Alger, 24 juin 2025. À 9h25, la présidente de la cour d’Alger, Naïma Dahmani, fait son entrée dans la salle d’audience, accompagnée de ses deux assesseurs. À 9h30 précises, elle appelle à la barre l’écrivain Boualem Sansal, vêtu d’un pantalon et d’un tee-shirt gris, les cheveux soigneusement coupés. L’homme de lettres, entouré d’une dizaine de gendarmes d’élite et de policiers, comparaît seul : il a choisi d’assurer lui-même sa défense.
« Vous m’écoutez ? », lui lance la présidente en arabe. « Oui, mais je vais vous répondre en français », rétorque Sansal. La magistrate accepte : elle posera ses questions en arabe, il pourra répondre dans la langue de son choix.
Dès l’ouverture, la présidente rappelle à l’écrivain les faits qui lui sont reprochés : certaines de ses publications et déclarations jugées hostiles à l’Algérie. « Qu’avez-vous à dire ? », lui demande-t-elle. Sansal répond sans détour : « Je n’ai rien à dire. Je suis un homme libre. Je parle à tout le monde, et je parle en France, pas en Algérie. Je suis français et toutes mes déclarations ont été faites en France. »
La juge évoque alors une interview donnée au journal d’extrême droite Frontières, dans laquelle Sansal aurait tenu des propos controversés sur les frontières de l’Algérie, en particulier dans l’ouest du pays. « J’ai simplement dit que les frontières actuelles ont été tracées par les Français, qu’elles sont héritées de la colonisation. Et j’ai rappelé que l’Union africaine a confirmé l’intangibilité de ces frontières après les indépendances. »
La présidente revient ensuite sur des échanges entre Sansal et l’ancien ambassadeur de France à Alger, Xavier Driencourt, ainsi qu’avec l’ex-ministre français Hubert Védrine. Elle cite notamment une phrase de l’écrivain : « Nous avons le pétrole et Chengriha. » Sansal se défend : « Ce sont des discussions privées, parfois sur le ton de la plaisanterie. Je ne vois pas ce qu’il y a de dangereux. »
Interrogé sur ses relations avec le Mouvement pour l’autodétermination de la Kabylie (MAK), considéré comme une organisation terroriste par Alger, l’écrivain répond : « Je parle avec tout le monde. »
Puis vient une question inattendue : « Avez-vous déjà visité Israël ? » — « Oui, en 2012 », répond-il. « Dans quel cadre ? » — « J’étais invité à la fois par l’OLP et par les autorités israéliennes », précise-t-il.
À la question de la juge s’il est convaincu par ses propos et déclarations, Sansal répond calmement : « Oui, j’en suis convaincu.

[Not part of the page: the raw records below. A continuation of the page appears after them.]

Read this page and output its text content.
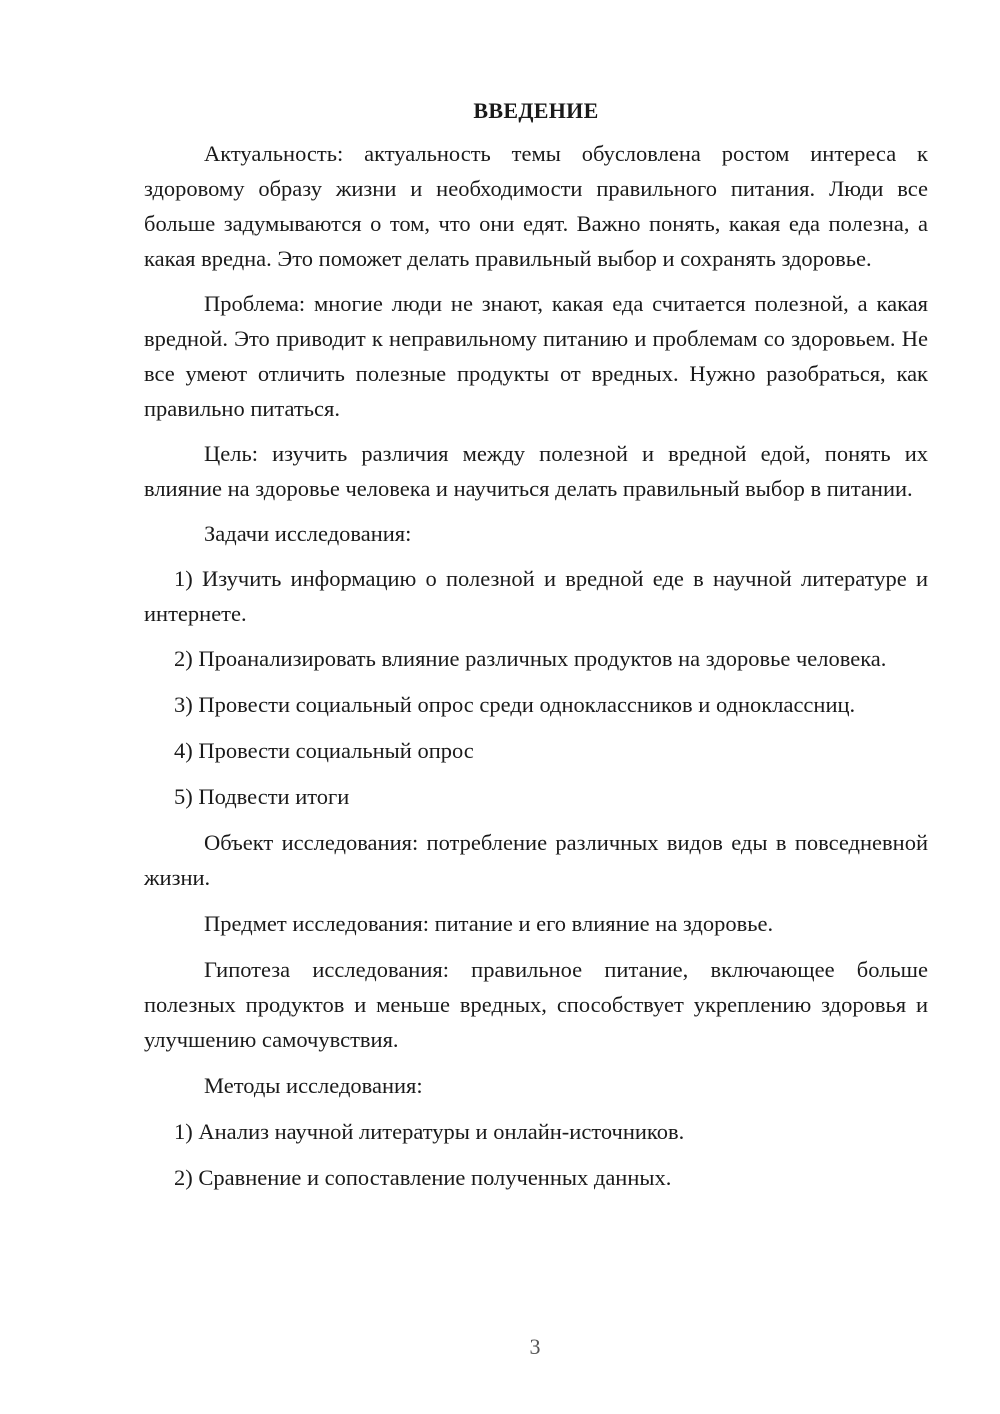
ВВЕДЕНИЕ

Актуальность: актуальность темы обусловлена ростом интереса к здоровому образу жизни и необходимости правильного питания. Люди все больше задумываются о том, что они едят. Важно понять, какая еда полезна, а какая вредна. Это поможет делать правильный выбор и сохранять здоровье.

Проблема: многие люди не знают, какая еда считается полезной, а какая вредной. Это приводит к неправильному питанию и проблемам со здоровьем. Не все умеют отличить полезные продукты от вредных. Нужно разобраться, как правильно питаться.

Цель: изучить различия между полезной и вредной едой, понять их влияние на здоровье человека и научиться делать правильный выбор в питании.

Задачи исследования:

1) Изучить информацию о полезной и вредной еде в научной литературе и интернете.

2) Проанализировать влияние различных продуктов на здоровье человека.

3) Провести социальный опрос среди одноклассников и одноклассниц.

4) Провести социальный опрос

5) Подвести итоги

Объект исследования: потребление различных видов еды в повседневной жизни.

Предмет исследования: питание и его влияние на здоровье.

Гипотеза исследования: правильное питание, включающее больше полезных продуктов и меньше вредных, способствует укреплению здоровья и улучшению самочувствия.

Методы исследования:

1) Анализ научной литературы и онлайн-источников.

2) Сравнение и сопоставление полученных данных.

3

Mais on peut aussi changer d’avis dans la vie. » La présidente l’interroge enfin sur ses romans, qu’elle juge trop orientés vers la critique politique. « Pourquoi ne pas parler de littérature ou de culture, mais que de politique intérieure ? », demande-t-elle. L’auteur reste silencieux.
Après seulement dix minutes de débats, le procureur prend la parole pour son réquisitoire. Il rappelle que Boualem Sansal est né, a grandi, étudié, travaillé et été soigné en Algérie, mais « n’a jamais été reconnaissant envers son pays », selon lui. Il requiert dix ans de prison ferme et une amende d’un million de dinars.
9h46 ; invité à prononcer le mot de la fin, Boualem Sansal conclut :
« On fait le procès de la littérature. Cela n’a pas de sens. La Constitution algérienne garantit la liberté de conscience, la liberté d’expression et d’opinion. Et pourtant, je me retrouve aujourd’hui devant vous. »
Le verdict est attendu le 1er juillet 2025.
L’écrivain algérien avait été condamné à cinq ans de prison ferme et à une amende de 500 000 dinars le 27 mars 2025, notamment pour « atteinte à l’unité nationale » par le tribunal correctionnel de Dar El Beida d’Alger.